Stereoscopic 3D (S3D) displays are enjoying a huge surge in popularity. In addition to entertainment, they have become common in a range of specialist applications that includes operation of remote devices, medical imaging, scientific visualisation, surgery and surgical training, design, and virtual prototyping. There have been significant technological developments— the red-green glasses are long gone—but some fundamental problems remain. Specifically, S3D can induce significant discomfort and fatigue and give rise to unwanted distortions in-depth perception.

As S3D viewing goes from an occasional to a routine activity, and more of us become users of the technology, there is a pressing need to better understand how our visual system interacts with S3D media. An EPSRC-funded project in Simon Watt’s lab has investigated this issue. In the real world, when we move our eyes to look at near and far objects (vergence), muscles in the eye also change the shape of the lens (accommodation), to focus at the same distance. In S3D viewing, however, we have to look at ‘objects’ that can be in-front-of or behind the screen, while remaining focused at the screen surface (see picture). This ‘decoupling’ is a key cause of problems, and the researchers have constructed a novel display (initially developed with researchers in the United States) designed to address this by simulating a continuous range of focal distances, as experienced in the real world, using a small number of discrete focal planes.

The researchers have carried out extensive experiments to develop and evaluate this approach, including measuring eye movements and the focusing response of the eye. The results have provided information on how to build improved S3D displays, and produce effective S3D content. This has resulted in invited talks/workshops not only for specialists in the S3D industry, but also at more general display-industry venues, and international standards-setting bodies (the Society for Motion Picture and Television Engineers, or SMPTE).

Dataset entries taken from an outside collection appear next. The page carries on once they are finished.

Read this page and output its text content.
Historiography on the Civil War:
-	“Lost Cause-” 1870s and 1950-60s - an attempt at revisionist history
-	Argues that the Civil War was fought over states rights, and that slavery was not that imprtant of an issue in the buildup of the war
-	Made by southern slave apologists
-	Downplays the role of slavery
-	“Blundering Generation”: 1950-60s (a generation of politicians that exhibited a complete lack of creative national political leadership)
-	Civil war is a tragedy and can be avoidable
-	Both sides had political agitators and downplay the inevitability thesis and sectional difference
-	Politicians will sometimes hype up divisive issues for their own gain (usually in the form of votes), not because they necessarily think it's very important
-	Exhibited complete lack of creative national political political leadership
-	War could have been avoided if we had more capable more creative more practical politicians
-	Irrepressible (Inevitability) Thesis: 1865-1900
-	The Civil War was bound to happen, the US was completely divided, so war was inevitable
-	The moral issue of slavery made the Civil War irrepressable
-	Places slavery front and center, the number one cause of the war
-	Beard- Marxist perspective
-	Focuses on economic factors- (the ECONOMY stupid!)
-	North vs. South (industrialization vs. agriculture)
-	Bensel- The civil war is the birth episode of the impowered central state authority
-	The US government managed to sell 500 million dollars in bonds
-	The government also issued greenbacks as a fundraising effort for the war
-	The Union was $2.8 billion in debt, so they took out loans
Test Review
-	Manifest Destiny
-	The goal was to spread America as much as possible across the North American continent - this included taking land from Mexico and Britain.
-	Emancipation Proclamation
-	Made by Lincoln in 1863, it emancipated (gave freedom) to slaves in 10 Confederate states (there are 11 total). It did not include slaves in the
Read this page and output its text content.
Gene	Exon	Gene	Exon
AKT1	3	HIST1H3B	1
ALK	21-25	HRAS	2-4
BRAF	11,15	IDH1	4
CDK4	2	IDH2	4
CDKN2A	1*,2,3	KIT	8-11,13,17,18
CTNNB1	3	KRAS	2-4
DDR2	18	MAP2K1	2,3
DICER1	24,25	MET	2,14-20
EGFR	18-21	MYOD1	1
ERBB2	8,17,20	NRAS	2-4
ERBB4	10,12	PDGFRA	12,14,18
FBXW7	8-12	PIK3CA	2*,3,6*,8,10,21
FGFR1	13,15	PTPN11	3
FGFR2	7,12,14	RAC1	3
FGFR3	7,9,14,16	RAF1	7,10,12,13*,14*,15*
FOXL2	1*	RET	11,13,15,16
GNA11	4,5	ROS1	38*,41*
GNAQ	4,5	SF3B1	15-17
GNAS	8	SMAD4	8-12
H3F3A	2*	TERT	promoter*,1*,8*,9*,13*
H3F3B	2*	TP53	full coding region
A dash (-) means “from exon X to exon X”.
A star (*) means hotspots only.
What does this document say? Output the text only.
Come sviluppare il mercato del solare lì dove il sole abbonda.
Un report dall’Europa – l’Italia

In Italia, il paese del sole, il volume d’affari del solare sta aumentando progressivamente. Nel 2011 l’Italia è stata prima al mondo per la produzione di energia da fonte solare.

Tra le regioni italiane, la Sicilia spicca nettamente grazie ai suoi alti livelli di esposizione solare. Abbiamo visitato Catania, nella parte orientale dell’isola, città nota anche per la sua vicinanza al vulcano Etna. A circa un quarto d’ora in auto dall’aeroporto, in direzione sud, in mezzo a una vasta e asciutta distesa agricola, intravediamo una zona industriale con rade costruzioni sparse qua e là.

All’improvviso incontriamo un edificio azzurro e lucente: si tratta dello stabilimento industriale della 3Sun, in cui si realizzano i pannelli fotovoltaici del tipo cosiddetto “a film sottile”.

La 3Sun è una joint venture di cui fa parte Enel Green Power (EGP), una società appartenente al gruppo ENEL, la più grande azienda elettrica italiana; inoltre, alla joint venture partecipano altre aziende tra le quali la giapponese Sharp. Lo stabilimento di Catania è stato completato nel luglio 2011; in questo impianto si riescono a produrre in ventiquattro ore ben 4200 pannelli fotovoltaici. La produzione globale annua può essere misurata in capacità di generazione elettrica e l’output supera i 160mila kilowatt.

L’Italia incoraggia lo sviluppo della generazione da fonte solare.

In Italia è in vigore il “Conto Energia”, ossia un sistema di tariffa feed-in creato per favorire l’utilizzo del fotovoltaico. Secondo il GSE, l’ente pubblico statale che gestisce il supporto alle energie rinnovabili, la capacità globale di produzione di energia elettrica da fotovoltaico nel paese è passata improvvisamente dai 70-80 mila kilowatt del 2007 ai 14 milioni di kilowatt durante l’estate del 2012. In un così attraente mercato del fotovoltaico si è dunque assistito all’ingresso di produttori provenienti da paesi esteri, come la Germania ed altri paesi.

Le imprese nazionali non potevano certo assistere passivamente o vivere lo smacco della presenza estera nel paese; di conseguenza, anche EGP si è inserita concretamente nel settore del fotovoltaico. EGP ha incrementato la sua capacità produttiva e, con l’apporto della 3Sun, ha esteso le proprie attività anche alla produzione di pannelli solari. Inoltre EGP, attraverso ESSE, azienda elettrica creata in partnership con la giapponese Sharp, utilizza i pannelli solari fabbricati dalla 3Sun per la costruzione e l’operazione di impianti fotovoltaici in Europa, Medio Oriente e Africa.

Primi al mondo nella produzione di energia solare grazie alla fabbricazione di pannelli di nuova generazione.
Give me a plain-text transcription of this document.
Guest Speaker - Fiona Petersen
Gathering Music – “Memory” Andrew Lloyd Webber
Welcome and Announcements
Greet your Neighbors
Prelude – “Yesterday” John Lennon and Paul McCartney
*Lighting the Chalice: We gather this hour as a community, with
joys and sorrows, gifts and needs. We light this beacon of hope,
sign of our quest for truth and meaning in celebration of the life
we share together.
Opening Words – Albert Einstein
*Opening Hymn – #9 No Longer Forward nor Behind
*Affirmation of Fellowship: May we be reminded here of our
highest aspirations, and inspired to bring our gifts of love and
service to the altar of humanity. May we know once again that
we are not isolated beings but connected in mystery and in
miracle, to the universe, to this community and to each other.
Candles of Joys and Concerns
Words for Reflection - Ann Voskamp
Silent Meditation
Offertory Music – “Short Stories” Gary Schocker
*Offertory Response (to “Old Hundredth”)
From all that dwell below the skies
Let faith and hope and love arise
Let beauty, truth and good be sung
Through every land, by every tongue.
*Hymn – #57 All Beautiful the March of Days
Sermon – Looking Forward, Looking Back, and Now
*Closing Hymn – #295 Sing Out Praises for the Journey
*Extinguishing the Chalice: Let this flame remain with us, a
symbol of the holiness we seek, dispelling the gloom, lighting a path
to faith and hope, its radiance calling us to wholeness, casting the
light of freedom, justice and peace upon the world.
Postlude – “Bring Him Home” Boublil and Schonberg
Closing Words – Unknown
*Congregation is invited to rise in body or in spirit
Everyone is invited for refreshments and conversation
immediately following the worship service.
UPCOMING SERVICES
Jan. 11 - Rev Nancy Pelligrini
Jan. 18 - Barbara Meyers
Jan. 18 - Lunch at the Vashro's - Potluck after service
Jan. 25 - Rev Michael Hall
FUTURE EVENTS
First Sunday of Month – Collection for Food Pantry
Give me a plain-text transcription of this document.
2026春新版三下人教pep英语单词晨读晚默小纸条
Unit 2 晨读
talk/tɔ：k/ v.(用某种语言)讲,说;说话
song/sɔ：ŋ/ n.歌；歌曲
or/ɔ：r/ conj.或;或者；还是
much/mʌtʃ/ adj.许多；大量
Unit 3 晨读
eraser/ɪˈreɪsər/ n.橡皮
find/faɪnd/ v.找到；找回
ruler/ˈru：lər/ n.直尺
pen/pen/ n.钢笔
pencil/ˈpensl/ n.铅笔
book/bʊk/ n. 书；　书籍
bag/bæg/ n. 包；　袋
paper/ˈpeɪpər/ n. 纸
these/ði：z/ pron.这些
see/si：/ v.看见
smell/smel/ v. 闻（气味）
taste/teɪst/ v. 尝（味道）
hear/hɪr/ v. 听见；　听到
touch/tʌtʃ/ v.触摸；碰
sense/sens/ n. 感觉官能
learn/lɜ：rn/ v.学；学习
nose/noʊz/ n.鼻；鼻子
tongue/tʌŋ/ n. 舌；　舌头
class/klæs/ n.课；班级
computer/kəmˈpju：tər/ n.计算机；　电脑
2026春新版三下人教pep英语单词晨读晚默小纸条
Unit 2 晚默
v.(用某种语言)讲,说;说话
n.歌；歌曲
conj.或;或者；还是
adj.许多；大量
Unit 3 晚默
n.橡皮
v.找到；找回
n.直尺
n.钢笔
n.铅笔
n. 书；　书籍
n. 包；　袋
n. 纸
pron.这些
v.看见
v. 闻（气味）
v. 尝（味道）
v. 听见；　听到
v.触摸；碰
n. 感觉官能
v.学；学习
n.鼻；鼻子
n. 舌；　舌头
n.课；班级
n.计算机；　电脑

This research also has a significant basic science component, and the results have provided new insights into the mechanisms underlying how our eyes focus.

Example of published work from this project:

Journal of Vision

Paralinguistic cues and social interaction

Social interactions involve more than "just" speech. Similarly important is a, perhaps more primitive, non-linguistic mode of communication. While what we say is usually carefully and consciously controlled, how we say things, i.e. the sound of our voice when we speak, is not. The sound of our voice may therefore be seen as a much more "honest" signal.  The researchers are interested in the effects of these paralinguistic cues on social interaction and how these are processed in the brain. One such signal is vocal attractiveness, which is known to influence the speaker's success at job applications, elections or short-term sexual relations. In a series of experiments we were interested in what makes a voice attractive.

Dr. Patricia Bestlemeyer and colleagues found that the voices which were perceived as more attractive tended to be more similar to an average voice composite in terms of its formant frequencies and sound "smoother".

Next, she measured brain activity while participants listened to the same vocal sounds ("ah") and performed an unrelated task. Activity in voice-sensitive auditory cortex and inferior frontal regions were strongly correlated with implicitly perceived vocal attractiveness. While the involvement of auditory areas reflected the processing of acoustic contributors to vocal attractiveness (e.g. frequency composition and smoothness), activity in inferior prefrontal regions (traditionally involved in speech) reflected the overall perceived attractiveness of the voices despite their lack of linguistic content. Dr. Bestlemeyer's results provide an objective measure of the influence of hidden non-linguistic aspects of communication signals on cerebral activity.